Non-Cryogenic Structure and Dynamics of HIV-1 Integrase Catalytic Core Domain by X-ray Free-Electron Lasers

• Main Authors: Jae-Hyun Park, Ji-Hye Yun, Yingchen Shi, Jeongmin Han, Xuanxuan Li, Zeyu Jin, Taehee Kim, Jaehyun Park, Sehan Park, Haiguang Liu, Weontae Lee
• Format: Article
• Language: English
• Published: MDPI AG 2019-04-01
• Series: International Journal of Molecular Sciences
• Subjects: non-cryogenic structure; HIV-1 integrase; protein dynamics; XFELs
• Online Access: https://www.mdpi.com/1422-0067/20/8/1943
• ISSN: 1422-0067

HIV-1 integrase (HIV-1 IN) is an enzyme produced by the HIV-1 virus that integrates genetic material of the virus into the DNA of infected human cells. HIV-1 IN acts as a key component of the Retroviral Pre-Integration Complex (PIC). Protein dynamics could play an important role during the catalysis of HIV-1 IN; however, this process has not yet been fully elucidated. X-ray free electron laser (XFEL) together with nuclear magnetic resonance (NMR) could provide information regarding the dynamics during this catalysis reaction.
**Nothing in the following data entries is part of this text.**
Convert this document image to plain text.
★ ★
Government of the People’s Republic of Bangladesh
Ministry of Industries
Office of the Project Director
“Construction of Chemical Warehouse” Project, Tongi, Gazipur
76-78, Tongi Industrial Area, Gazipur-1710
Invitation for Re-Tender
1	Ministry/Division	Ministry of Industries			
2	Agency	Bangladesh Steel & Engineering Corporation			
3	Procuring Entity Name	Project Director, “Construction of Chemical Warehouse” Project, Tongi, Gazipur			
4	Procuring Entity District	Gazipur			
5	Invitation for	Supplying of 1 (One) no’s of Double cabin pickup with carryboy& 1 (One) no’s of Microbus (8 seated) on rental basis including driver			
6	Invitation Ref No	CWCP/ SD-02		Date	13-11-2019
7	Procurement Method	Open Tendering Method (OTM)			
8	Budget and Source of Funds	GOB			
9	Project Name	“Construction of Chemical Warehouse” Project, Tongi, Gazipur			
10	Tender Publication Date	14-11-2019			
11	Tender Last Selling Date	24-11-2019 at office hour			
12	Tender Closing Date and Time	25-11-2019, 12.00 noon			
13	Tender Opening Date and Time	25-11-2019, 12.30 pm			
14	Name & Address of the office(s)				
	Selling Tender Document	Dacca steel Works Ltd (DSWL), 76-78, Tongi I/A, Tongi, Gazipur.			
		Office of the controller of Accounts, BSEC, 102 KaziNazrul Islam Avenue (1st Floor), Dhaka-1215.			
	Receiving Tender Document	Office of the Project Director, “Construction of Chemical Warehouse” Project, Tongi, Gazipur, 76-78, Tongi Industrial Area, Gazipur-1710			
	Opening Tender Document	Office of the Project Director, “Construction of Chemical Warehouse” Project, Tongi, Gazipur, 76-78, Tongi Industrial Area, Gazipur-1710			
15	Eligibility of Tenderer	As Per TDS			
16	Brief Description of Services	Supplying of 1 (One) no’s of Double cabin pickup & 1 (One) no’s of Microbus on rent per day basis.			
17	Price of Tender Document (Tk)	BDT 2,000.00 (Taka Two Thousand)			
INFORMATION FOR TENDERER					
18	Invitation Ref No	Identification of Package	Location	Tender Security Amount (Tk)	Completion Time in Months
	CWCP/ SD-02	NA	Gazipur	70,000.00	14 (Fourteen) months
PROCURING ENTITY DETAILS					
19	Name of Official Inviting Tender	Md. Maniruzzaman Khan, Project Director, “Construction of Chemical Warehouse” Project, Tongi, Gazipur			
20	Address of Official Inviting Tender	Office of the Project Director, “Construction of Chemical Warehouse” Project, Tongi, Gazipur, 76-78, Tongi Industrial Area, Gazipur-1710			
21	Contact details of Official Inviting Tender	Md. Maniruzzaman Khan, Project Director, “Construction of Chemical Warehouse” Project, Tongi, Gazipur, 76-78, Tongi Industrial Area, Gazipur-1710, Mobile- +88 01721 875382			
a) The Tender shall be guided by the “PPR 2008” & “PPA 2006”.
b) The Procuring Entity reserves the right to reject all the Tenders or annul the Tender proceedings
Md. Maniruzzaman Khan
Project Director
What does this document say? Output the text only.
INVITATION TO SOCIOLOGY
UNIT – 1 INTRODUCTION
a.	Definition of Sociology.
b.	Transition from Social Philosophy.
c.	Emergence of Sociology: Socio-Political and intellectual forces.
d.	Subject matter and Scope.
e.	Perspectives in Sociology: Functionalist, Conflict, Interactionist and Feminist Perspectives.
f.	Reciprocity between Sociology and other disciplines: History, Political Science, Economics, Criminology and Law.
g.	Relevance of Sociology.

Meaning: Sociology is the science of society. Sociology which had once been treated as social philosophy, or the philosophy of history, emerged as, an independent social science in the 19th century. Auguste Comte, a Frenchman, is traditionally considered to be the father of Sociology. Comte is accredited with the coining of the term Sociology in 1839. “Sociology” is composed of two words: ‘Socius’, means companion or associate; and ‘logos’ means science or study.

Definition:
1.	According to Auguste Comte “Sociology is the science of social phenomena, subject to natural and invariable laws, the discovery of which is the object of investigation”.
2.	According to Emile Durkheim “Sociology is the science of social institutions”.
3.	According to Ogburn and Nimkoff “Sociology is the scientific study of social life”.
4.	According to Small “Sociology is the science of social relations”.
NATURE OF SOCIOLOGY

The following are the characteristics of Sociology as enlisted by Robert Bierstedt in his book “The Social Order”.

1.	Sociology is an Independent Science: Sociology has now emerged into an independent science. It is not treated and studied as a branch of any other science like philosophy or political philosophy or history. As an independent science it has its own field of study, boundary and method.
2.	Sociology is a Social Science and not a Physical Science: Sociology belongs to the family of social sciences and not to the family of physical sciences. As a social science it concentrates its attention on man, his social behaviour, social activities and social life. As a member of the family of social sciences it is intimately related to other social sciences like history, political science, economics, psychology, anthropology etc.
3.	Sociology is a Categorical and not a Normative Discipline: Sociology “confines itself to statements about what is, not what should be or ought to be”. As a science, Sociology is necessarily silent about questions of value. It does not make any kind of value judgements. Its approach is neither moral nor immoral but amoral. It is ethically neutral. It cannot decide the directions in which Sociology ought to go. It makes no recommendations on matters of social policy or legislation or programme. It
Here, we report the non-cryogenic crystal structure of HIV-1 IN catalytic core domain at 2.5 Å using microcrystals in XFELs. Compared to the cryogenic structure at 2.1 Å using conventional synchrotron crystallography, there was a good agreement between the two structures, except for a catalytic triad formed by Asp64, Asp116, and Glu152 (DDE) and the lens epithelium-derived growth factor binding sites. The helix III region of the 140–153 residues near the active site and the DDE triad show a higher dynamic profile in the non-cryogenic structure, which is comparable to dynamics data obtained from NMR spectroscopy in solution state.